There is a difference of about 21-23 minutes between men and women. Males and females have similar right-skewed distributions, with the first 20 minutes shifted to the left.

Use dplyr to create two new dataframes: male and female, with data for each gender. For men, what is the correlation of Pearson between age and time to finish?

`stud(male$age, male$time, hand = 'male')`

`horn(male$age, male$time)`

`## [1] 0.2432273`

For women, what is Pearson's correlation between age and time to complete?

`stud(female$age female$time, hand = 'female')`

`horn(female$age female$time)`

`## [1] 0.2443156`

If we interpret these correlations without visualizing the data, we would conclude that the older we get, the slower we run marathons, regardless of gender. Examine the diagrams of dispersion and hour boxplots stratified by age groups (20-24, 25-30, etc.). After looking at the data, what is the most reasonable conclusion?

```
groups_m <- split(male$time, floor(male$age/5)*5) # 10-14, 15-19, etc.
groups_f <- split(female$time, floor(female$age/5)*5) # 10-14, 15-19, etc.
mypar(1,2)
boxplot(groups_m)
boxplot(groups_f)
```

This is a tricky question because the question asks you to stratify the data into groups. Layering can be achieved via the split function. In order for each group to have a range of 5 (ex. 25-30), all age numbers will need to be rounded up or down so that the resulting numbers are divisible by 5. I rounded the numbers down down using the floor function.
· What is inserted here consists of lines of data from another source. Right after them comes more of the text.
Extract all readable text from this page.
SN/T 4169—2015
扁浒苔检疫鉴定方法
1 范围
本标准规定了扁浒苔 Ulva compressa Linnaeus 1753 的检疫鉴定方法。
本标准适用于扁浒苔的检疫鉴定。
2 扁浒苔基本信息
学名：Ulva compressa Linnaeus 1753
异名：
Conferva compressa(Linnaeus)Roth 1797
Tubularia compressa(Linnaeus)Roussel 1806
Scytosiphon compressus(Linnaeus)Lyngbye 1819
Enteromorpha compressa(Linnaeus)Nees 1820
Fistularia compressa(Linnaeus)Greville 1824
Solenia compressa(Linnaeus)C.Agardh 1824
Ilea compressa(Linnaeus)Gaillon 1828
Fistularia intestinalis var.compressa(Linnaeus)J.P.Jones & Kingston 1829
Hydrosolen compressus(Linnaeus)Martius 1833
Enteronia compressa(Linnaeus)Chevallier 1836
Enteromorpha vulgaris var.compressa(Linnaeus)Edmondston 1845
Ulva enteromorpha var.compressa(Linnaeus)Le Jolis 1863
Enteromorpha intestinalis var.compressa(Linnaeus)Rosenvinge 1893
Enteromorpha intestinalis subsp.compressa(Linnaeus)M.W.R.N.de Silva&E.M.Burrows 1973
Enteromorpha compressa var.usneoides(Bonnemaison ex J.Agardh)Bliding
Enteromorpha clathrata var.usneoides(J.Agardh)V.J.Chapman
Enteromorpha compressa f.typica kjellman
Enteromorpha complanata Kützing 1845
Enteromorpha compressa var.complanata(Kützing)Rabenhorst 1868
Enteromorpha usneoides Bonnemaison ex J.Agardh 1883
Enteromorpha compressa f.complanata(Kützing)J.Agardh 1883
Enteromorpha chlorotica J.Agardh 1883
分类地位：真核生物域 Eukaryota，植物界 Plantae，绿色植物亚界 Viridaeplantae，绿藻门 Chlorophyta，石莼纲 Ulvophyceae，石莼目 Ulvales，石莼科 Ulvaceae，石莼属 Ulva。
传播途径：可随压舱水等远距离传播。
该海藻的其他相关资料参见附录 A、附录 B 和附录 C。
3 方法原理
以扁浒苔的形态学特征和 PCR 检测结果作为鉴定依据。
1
Therefore, 40 represents the 40-44 age range. You can also use the ceiling function to stratify the data, which will then be rounded. So, 45 represents 41-45 age group. In the example below, the age of 42 is classified using the floor and ceiling functions.

`floor(42/5)*5 `

`## [1] 40`

`ceiling(42/5)*5`

`## [1] 45`

Finish times are consistent until about our 40s, then we get slower.

## Exercise 2

Let's load the data:

```
data(Chick Weight)
mypar()
stud(ChickWeight$Time, ChickWeight$weight, col=ChickWeight$Diet)
```

```
chick = reshape(ChickWeight, idvar=vs("Chick","Diet"), timevar="Time",
direction="wide")
chick = na.omit(chick)
```

Focus on chick weights on day 4 (check chick column names and note numbers). How much does the average chick weight on day 4 increase if we add an outlier of 3000 grams? Specifically, what is the average day 4 chick weight, including the outlier chick, divided by the average day 4 chick weight without the outlier. Hint: use c to add a number to a vector.

```
chick_w4 <- chick[,'weight.4']
chick_w4_add <- append(chick_w4, 3000)
# or use function c
# chick_w4_add <- c(chick_w4, 3000)
chick_w4_add
```

```
## [1] 59 58 55 56 48 59 57 59 52 63 56 53 62
## [14] 61 55 54 62 64 61 58 62 57 58 58 59 59
## [27] 62 65 63 63 64 61 56 61 61 66 66 63 69
## [40] 61 62 66 62 64 67 3000
```

`mean(chick_w4_add) - mean(chick_w4) # Difference between with and without outlier`

`## [1] 63.90966`

`mean(chick_w4_add)/mean(chick_w4) # Ratio between with and without outlier`

`## [1] 2.062407`

In the first part, we saw how sensitive the mean is to outliers. Now let's see what happens when we use the median instead of the mean. Calculate the same ratio, but now using the median instead of the mean. Specifically, what is the median day 4 chick weight, including the outlier chick, divided by the median day 4 chick weight without the outlier.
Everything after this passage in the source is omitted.